L’idée que me tenait à cœur était d’interpeller le lecteur occidental trop facilement enclin à donner des leçons aux autres, oubliant que les démons qui agitent les peuples en guerre sont toujours tapis au fond de nous. Ce n’est pas vraiment nouveau, Brecht le disait déjà et bien mieux : « Il est encore fécond le ventre d’où a surgi la bête immonde ».

     J’ai eu l’impression que,  pour vous,  les personnages sont l’essentiel, et que la trame policière n’est là que pour leur permettre d’exprimer pleinement ce qu’ils sont. Est-ce le cas ?

 Pour moi, l’intrigue policière n’est que le squelette d’un roman. Il doit être solide, bien charpenté et surtout pas bancal sinon c’est tout le livre qui boitera. Ceci est capital mais pas  suffisant. Il faut sur ce squelette, du muscle, du gras, de la chair, de l’âme et des tripes. Voilà ce que doivent apporter les personnages, les décors, l’atmosphère et le style. C’était ce que je recherchais dans les livres lorsque je n’étais que lecteur, c’est que je veux mettre dans les miens depuis que j’écris.

     La fin du roman est d’une grande noirceur. Avez-vous été conduit à cela par  le choix initial du personnage principal, boxeur brisé par le drame terrifiant vécu dans son enfance ? Ou bien saviez-vous, dès le départ, comment le roman s’achèverait ? Pour dire les choses autrement, le choix que vous avez fait pour votre héros (son caractère, sa personnalité, les drames qu’il a vécus) ont-ils tordu l’histoire dans une certaine direction, un peu malgré vous ?

 La première chose que j’ai eu en tête en écrivant ce livre c’était le personnage et la première chose sur ce personnage était une phrase lue dans un recueil de lettres de Gérard Depardieu publié à la fin des années 80. Dans l’une d’elle, l’acteur s’adressait à Patrick Dewaere qui venait de mourir et il écrivait : « Ton suicide fut une longue et douloureuse maladie ».  La fin du roman était donc écrite dès le départ, d’ailleurs si on relit les phrases qui ouvrent le livre avant même la première partie, la fin est, si ce n’est écrite, du moins suggérée dès le début. J’ai eu ensuite le titre, « Le Paradoxe du cerf-volant » qui résumait la vie et la souffrance de ce héros.  Ce sont les seules choses qui ne pouvaient plus changer durant l’écriture, quelles que soient les idées qui viendraient après.

  Quels sont les auteurs de polars que vous appréciez particulièrement, et pourquoi ?

 Je suis un lecteur au premier degré, j’aime ou j’aime pas, mais je ne m’interroge pas souvent sur le pourquoi. Ce que je sais c’est que lorsque je lis un Michaël Connely,  un Deon Meyer (auteur sud-africain de polar) ou un Henning Mankell par exemple, je suis heureux et impatient chaque soir de m’asseoir dans mon canapé pour retrouver leurs personnage et leurs histoires. Ce sont des livres bien construits, bien écrits, et qui recèle un «petit supplément d’âme et un indéfinissable charme », comme dit la chanson. Raconter une histoire inventée, c’est un peu comme faire un tour de prestidigitation et pour que la magie opère, il ne faut, ni que l’auteur révèle tous ces trucs, ni que le lecteur cherche à inspecter l’envers du décor, les manches ou le chapeau du magicien.

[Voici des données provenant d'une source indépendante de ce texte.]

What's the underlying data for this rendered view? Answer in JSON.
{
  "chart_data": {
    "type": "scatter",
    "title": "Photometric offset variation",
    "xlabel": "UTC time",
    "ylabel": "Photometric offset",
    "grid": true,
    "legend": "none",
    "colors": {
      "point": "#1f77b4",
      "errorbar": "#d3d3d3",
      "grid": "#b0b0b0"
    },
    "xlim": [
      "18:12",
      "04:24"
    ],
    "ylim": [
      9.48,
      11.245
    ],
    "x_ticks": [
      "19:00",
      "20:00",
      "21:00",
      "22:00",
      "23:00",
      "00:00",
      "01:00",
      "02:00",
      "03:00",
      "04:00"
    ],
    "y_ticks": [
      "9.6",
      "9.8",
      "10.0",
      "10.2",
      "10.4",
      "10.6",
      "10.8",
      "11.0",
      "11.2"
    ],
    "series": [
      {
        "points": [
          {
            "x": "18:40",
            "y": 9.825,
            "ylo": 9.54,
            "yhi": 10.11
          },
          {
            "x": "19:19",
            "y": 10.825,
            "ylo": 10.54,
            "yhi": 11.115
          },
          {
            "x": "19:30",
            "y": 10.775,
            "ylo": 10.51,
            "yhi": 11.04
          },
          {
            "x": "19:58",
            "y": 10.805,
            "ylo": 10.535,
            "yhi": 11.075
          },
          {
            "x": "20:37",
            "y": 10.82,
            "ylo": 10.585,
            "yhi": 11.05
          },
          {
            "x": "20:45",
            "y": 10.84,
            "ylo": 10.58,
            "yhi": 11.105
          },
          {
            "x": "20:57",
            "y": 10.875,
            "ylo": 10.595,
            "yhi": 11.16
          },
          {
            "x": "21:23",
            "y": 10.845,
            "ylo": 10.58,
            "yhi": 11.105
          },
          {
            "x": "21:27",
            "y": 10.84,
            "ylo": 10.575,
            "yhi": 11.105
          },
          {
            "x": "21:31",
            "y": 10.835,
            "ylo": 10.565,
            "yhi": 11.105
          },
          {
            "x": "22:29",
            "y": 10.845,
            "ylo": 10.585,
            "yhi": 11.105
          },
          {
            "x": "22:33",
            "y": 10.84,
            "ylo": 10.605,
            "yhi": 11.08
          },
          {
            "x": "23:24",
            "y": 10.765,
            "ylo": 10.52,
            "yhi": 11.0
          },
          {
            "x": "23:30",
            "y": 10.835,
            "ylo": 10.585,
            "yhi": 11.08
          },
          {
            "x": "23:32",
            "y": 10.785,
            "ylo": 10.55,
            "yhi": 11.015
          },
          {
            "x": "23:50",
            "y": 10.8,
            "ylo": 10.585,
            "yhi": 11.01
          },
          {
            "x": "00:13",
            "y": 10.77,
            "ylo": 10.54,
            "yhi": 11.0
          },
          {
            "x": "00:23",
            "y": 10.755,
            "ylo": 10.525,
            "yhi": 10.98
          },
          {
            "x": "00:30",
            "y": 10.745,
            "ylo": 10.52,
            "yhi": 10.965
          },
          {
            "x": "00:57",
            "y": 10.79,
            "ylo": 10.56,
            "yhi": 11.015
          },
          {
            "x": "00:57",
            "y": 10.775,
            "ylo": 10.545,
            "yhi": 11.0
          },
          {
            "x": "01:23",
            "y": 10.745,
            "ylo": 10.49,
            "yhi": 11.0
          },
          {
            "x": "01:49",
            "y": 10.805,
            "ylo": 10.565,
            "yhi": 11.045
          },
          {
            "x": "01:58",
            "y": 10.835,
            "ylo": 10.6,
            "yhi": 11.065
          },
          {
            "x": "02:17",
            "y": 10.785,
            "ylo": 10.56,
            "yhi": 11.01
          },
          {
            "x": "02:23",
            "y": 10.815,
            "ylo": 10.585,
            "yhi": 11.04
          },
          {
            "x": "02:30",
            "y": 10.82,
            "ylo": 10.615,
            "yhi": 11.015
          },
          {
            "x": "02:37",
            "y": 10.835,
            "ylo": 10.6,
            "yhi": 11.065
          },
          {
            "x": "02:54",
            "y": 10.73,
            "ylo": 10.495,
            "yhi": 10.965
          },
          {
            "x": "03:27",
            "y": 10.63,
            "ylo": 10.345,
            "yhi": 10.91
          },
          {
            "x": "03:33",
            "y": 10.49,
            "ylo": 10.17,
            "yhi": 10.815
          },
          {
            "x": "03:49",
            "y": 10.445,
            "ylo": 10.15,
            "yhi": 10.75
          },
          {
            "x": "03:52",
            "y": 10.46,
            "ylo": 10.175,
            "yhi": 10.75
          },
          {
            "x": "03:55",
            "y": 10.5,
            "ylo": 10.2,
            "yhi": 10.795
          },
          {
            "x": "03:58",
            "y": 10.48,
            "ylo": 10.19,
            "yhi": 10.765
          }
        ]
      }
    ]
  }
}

Je ferai une exception pour Jean-Claude Izzo, auteur de polars marseillais trop tôt disparu : je sais que, chez lui, j’aimais cette espèce d’humanité mélancolique  - ou de mélancolie humaniste, je n’arrive pas à me décider- qui transpirait par tous les pores de son texte.

     Pourriez-vous (ou plutôt : aimeriez-vous) écrire autre chose que des polars ?

 Je suis en train d’écrire une pièce de théâtre. Ce qui veut dire que je suis au moins capable d’essayer d’écrire autre chose qu’un polar. Quant à la qualité du résultat… pour l’instant, tout ce que je peux dire c’est que la troupe de théâtre pour laquelle j’écris souhaite, après lecture des deux premiers actes, que je poursuive cette tentative. Mais bon, ce sont des copains !

Quant à l’écriture d’un roman autre qu’un polar, pour l’instant je n’ai pas d’envie particulière.